Under Roman-Dutch law a sale does not break a lease, “the new owner steps into the shoes of the old owner as landlord” the provisions of the lease, express, implied or residual, remain unchanged.”

This application was not opposed however, this court has to be guided by the provisions set out under the provisions of Order XLIV (1)  which deals with review in the following terms.

“(1) any person considering himself aggrieved –

. . .

And who from the discovery of new and important matter or evidence which, after the exercise of due diligence, was not within his knowledge or could not be produced by him at the time when the time when the decree was passed or the order made, or on account of some mistake or error apparent on the face of the record, or for any other sufficient reason, or for any other sufficient reason, desires to obtain a review of the decree or order, may apply for a review of judgment to the court which passed the decree or made the order without unreasonable delay.”

From the above provisions of the law, it is trite that an application for review must be brought to court within a reasonable time.  On this ground alone I find the ruling by Emukule J was delivered on 22nd November 2004 and this application was brought one year later.  This in my view is not within a reasonable time.  Secondly, an application for review ought to be brought by way of a notice of motion.

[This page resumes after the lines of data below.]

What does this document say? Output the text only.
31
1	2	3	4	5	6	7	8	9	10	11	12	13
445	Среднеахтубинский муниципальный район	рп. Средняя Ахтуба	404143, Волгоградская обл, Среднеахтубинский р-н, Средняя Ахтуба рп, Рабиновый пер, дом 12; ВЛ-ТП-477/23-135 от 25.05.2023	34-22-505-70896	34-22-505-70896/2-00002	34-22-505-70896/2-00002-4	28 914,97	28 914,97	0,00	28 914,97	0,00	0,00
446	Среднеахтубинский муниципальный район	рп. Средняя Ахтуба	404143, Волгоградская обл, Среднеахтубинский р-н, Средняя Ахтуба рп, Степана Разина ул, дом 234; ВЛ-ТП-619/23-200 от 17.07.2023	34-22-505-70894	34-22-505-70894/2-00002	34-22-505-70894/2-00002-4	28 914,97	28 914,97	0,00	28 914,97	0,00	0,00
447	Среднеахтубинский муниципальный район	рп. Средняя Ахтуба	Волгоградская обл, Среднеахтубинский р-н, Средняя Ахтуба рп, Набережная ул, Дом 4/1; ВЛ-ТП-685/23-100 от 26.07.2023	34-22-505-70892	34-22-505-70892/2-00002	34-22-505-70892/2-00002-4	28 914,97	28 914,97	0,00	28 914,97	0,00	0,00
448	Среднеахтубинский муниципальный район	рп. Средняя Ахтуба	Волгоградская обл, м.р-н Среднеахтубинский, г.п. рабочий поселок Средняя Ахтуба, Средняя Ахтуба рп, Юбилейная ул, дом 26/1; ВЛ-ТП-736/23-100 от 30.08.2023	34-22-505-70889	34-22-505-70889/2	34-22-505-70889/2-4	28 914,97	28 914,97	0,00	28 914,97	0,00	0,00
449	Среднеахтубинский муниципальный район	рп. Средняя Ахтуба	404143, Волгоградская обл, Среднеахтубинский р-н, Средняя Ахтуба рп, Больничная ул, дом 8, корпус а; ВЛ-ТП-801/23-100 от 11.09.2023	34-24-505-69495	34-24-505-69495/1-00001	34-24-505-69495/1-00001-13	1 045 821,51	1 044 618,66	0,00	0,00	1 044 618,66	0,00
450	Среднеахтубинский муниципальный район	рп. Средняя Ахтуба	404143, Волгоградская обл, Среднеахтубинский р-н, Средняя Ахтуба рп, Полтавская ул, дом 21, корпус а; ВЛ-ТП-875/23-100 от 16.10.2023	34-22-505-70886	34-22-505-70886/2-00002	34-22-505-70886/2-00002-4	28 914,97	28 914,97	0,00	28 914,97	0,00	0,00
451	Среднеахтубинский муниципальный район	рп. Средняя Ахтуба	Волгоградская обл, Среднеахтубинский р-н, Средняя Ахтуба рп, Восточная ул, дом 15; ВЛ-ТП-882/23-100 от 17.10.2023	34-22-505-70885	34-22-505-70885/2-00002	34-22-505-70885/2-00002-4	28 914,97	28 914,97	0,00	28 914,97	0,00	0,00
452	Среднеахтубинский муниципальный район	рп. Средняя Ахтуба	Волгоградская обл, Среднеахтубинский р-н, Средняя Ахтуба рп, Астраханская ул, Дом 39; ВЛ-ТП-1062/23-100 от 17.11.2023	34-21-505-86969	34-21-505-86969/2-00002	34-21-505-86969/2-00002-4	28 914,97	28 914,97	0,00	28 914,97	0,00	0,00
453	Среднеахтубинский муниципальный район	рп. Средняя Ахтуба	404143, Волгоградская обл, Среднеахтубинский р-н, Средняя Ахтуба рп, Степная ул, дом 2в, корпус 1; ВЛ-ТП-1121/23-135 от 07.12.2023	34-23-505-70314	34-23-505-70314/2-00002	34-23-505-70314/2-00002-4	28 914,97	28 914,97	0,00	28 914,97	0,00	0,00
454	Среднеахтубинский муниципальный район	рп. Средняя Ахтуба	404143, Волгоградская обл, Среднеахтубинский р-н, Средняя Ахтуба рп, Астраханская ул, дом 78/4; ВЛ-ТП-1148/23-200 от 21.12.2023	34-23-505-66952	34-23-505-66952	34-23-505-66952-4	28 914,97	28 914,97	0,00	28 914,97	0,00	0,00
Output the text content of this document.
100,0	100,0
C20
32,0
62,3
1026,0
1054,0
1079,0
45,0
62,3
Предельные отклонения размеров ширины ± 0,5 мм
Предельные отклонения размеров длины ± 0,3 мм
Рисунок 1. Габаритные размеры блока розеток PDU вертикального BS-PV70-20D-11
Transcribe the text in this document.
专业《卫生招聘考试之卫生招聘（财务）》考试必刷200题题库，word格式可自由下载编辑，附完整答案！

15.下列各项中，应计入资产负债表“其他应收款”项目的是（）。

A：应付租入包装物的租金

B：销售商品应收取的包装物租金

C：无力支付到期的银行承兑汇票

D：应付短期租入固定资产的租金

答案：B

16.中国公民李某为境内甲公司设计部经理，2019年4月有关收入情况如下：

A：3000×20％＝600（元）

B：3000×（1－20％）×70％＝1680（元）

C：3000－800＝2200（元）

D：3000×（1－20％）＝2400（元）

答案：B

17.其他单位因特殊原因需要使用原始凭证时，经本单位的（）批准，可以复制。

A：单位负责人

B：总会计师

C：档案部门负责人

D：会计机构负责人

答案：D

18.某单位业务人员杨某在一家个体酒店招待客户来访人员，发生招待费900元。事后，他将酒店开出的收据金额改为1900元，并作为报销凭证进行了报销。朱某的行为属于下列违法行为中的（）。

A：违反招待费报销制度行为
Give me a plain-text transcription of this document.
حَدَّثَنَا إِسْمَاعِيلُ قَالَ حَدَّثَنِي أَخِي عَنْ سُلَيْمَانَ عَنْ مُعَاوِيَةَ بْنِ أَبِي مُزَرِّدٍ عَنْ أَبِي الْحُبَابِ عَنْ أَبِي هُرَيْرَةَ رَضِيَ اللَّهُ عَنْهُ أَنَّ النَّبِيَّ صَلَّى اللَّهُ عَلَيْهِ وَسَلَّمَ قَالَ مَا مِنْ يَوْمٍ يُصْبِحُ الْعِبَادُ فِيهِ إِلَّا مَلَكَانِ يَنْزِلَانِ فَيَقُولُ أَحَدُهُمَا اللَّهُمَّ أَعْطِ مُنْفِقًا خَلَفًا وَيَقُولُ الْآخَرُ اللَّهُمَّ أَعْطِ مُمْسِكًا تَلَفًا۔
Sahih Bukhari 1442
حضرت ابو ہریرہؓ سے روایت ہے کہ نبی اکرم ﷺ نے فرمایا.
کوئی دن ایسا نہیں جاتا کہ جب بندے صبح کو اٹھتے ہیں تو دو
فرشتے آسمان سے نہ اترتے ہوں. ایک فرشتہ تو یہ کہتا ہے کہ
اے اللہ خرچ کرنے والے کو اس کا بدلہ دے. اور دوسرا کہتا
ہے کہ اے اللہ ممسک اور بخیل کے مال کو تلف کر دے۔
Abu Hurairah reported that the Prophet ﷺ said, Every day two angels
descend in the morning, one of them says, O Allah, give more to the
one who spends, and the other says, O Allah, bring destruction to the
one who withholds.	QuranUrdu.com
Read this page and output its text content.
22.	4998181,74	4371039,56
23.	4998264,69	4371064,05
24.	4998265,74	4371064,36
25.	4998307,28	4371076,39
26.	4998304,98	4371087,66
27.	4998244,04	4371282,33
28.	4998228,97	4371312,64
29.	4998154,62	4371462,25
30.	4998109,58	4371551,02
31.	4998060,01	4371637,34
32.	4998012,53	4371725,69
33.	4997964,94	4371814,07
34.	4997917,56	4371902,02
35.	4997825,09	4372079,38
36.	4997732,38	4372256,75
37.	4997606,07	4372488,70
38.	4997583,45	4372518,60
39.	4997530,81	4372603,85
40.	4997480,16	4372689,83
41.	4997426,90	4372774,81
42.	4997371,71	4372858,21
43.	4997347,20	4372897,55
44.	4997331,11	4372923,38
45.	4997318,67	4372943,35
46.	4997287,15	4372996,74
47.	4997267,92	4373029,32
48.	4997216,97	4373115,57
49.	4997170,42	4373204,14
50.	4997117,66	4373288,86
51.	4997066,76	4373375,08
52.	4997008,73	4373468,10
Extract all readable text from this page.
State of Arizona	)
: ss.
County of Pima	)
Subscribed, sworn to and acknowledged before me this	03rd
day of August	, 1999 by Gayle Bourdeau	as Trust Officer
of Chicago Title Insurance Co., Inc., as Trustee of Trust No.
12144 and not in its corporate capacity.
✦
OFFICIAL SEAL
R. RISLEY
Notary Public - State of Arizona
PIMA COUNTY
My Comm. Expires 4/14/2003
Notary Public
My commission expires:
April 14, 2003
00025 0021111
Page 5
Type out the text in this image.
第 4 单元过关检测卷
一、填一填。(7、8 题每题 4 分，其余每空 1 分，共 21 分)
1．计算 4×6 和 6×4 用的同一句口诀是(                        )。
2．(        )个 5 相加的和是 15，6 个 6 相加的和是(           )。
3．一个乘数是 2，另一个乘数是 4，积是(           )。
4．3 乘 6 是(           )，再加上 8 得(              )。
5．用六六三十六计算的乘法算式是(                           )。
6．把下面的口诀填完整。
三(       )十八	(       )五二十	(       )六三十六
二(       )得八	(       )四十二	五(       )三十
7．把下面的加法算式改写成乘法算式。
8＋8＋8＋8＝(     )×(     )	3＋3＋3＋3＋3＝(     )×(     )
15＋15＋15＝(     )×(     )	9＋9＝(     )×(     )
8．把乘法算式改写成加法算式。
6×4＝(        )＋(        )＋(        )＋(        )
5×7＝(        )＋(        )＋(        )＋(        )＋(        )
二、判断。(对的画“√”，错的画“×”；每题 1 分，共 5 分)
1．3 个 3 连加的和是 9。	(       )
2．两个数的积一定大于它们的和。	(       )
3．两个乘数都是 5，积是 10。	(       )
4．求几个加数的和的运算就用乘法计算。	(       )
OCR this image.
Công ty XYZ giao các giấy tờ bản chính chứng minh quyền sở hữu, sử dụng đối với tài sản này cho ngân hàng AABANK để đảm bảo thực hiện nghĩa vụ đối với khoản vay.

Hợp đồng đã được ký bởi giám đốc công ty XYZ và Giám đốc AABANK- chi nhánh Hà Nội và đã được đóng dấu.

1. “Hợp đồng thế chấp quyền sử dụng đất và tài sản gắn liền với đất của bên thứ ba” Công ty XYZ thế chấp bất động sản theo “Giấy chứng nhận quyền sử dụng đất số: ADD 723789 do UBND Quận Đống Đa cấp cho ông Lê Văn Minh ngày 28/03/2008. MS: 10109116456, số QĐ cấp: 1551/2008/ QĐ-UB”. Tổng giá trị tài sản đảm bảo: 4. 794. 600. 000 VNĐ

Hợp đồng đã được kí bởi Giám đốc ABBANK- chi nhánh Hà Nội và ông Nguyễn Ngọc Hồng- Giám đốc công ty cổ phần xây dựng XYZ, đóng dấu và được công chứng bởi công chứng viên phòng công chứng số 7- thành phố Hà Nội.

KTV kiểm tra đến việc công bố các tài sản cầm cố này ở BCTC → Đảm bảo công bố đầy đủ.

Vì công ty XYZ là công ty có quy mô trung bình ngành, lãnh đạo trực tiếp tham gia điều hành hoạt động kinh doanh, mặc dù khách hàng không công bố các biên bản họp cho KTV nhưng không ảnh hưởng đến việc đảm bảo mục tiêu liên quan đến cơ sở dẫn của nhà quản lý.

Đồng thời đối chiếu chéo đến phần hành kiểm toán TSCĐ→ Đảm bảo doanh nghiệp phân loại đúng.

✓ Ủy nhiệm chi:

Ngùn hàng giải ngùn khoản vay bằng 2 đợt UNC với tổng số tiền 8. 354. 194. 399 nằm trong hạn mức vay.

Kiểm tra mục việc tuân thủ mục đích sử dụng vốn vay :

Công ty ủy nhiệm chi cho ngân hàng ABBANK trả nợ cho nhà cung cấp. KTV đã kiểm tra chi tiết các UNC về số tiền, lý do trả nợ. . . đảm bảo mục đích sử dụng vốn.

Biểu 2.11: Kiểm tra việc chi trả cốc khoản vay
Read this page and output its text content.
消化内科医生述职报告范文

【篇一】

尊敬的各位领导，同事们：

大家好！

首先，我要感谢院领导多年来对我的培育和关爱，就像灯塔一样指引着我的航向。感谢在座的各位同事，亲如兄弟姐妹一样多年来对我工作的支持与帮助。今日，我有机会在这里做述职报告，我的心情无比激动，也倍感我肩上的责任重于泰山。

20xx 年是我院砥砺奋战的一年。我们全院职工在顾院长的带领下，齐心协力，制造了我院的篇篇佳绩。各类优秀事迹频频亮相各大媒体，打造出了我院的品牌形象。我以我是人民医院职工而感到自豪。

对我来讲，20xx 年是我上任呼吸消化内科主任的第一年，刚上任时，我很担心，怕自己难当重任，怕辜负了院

On the merit of the application, an applicant must show that there has been a discovery of new and important matter or evidence which after due diligence was not within their knowledge or could not be produced at the time when the order or decree was passed.  The applicant may also show that there was a mistake or error apparent on the face of the record or for any other sufficient reason.

The ground relied upon by the applicant in this application is that the  judge in arriving at the decision, did not take into consideration the principles set out in the case by the High Court Zimbabwe set out above.  However no explanation was given why counsel for the plaintiff had not conducted extensive research because that decision he relied on was passed way back in 1985.  In my view this is not a proper ground for review because this court cannot sit on an appeal to review a ruling based on a mistake or misapprehension of the law or failure to appreciate the material that was before the court by a judge of coordinate jurisdiction.  That is tantamount to the court sitting on its own appeal to correct its errors arising from its own failure to appreciate the law and precedents.  For this reason as well, I find this application lacking merit.  The applicant’s remedy is in an appeal to the Court of Appeal.  The application is dismissed since it was not defended, there will be no order as to costs.

RULING READ AND SIGNED ON 20TH NOVEMBER 2009 AT NAIROBI.